Brexit is not just a British, Irish or European issues, but a global one. I spent last week in the New York at the United Nations General Assembly, where I had an opportunity to take the temperature of partner countries, and Irish-American business and community leaders. I also gave an address on the topic to an influential New York audience at Fordham University and engaged in a series of media interviews. There is huge interest in Brexit in the US, from both a political and business perspective and an impressive degree of understanding of Ireland’s particular concerns.
So the engagement at political level is extensive; it is thorough; it is sustained - and it will stay that way. The same applies to business community engagement and this morning’s event is further evidence of that.
From my own engagement with business - including through chairing the government’s Export Trade Council – I know there is strong support for the Government’s proactive approach in contingency planning, in managing the challenges and in chasing new opportunities for business.
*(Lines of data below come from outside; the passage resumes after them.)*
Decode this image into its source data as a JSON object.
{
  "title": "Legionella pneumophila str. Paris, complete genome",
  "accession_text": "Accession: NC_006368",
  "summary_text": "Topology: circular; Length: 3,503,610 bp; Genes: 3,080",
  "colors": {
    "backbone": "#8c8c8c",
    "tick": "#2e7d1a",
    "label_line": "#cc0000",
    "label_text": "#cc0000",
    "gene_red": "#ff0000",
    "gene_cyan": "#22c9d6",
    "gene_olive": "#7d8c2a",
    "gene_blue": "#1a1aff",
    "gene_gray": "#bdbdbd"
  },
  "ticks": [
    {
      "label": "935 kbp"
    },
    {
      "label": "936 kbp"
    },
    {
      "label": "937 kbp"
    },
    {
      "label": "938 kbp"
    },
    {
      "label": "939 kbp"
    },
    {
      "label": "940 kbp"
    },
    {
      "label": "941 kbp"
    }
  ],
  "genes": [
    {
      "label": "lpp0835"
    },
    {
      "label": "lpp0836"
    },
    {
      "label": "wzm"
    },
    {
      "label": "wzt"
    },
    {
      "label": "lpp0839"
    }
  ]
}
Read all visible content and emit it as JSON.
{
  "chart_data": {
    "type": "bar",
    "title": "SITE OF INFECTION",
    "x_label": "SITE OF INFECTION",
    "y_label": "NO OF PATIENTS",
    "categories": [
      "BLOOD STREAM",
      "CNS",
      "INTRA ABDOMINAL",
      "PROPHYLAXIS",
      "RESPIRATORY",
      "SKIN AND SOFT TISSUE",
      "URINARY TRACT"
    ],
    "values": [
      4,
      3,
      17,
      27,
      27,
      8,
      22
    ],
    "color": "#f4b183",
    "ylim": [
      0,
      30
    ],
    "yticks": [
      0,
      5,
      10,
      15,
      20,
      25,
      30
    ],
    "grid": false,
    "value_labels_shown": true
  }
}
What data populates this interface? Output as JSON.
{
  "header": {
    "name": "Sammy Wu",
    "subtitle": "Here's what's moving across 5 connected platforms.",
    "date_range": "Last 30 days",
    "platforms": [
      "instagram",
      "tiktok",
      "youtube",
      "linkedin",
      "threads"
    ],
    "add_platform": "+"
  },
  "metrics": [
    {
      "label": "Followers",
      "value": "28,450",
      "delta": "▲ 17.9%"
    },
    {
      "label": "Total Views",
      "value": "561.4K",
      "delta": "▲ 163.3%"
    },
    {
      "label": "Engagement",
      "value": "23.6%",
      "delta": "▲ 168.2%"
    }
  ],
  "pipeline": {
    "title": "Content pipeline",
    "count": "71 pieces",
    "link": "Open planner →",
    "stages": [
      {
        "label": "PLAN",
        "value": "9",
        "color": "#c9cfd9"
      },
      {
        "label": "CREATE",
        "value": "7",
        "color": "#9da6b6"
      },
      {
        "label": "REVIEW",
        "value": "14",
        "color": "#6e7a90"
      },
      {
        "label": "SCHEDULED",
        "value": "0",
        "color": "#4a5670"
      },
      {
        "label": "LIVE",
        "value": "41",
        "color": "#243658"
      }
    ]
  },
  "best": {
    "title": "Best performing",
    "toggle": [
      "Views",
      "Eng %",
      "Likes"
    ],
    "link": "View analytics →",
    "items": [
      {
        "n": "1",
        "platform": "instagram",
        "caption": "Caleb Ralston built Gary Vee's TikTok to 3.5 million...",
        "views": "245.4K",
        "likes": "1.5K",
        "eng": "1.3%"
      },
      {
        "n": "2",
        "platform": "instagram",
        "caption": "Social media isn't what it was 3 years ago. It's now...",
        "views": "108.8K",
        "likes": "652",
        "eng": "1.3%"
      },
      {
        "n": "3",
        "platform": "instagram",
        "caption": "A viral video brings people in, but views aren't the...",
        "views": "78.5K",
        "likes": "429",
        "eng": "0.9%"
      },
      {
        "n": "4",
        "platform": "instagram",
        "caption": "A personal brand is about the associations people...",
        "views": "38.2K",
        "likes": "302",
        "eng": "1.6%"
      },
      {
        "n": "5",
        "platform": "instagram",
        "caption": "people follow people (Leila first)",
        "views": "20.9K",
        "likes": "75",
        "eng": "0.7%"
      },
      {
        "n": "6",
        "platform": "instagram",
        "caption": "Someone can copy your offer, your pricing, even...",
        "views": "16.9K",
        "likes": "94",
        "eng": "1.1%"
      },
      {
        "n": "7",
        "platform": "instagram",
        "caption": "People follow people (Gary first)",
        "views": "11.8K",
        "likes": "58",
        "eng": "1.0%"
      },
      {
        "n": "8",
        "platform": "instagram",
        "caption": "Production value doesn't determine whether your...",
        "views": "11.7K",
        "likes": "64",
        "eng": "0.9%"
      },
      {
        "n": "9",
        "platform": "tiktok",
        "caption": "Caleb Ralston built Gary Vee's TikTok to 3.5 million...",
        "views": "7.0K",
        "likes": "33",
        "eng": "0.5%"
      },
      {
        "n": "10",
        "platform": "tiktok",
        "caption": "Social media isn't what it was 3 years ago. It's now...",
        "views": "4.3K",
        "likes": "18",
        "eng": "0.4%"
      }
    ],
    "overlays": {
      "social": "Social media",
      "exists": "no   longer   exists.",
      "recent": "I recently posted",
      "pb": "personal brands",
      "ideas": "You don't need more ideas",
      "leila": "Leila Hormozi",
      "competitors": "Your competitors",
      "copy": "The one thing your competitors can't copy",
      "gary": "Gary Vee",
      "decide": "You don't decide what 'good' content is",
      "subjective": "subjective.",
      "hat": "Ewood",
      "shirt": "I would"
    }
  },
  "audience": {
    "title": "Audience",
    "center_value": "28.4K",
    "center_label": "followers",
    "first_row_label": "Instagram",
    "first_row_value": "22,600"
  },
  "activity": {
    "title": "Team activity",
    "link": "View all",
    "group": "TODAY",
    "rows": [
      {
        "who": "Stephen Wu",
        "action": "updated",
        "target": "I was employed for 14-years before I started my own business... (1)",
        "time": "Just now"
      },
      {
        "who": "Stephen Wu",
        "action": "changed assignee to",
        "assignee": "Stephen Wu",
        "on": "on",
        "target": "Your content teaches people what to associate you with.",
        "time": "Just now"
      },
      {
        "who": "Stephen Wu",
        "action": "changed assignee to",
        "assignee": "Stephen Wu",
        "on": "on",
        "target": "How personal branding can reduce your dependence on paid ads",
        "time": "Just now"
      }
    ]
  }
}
Ireland’s priority areas of concern in the Brexit process are as follows: Northern Ireland; the Common Travel Area; the economy and trade; and ensuring a strong, outward-looking and results-driven EU with Ireland at the heart of it.
On the economy and trade, it’s about protecting and growing that dynamic €62 billion a year trading relationship with the UK, while at the same time helping Irish companies to break into new markets and we are busy advancing that agenda.
The Export Trade Council, which I chair, brings together all Government Ministers with an international dimension in their work, our State Agencies - Enterprise Ireland, Bord Bia, Science Foundation Ireland, Tourism Ireland and the IDA – and the private sector. The ETC proved a valuable forum for discussion and idea sharing in the lead up to the Referendum and I know it has an important role to play in the time ahead. For example, its next meeting in October will focus on markets in Asia-Pacific and how best Ireland strengthen its market presence in that region.
You will hear more from Julie shortly about the work EI is doing to ensure that Irish businesses are best positioned to manage this period of uncertainty.
I am conscious that you are all busy people and that this is only the beginning of a new day and I want to ensure that we have time to hear from all of our speakers and indeed that you also have an opportunity to engage with them. For this reason I have kept my remarks brief.
We are committed to working within the European Union and the Eurozone for a prosperous, safer, better future for all of its citizens. In tandem with this, we will work tirelessly to ensure that the trade links, North - South, and East - West, are maintained and indeed grown, to the greatest extent possible.
Our work with the Chamber has never been more important that it is right now. Our shared goal of protecting and developing trade with the UK presents us with a challenge - to think creatively and work in new ways to ensure that the future for Irish businesses remains bright and full of opportunity.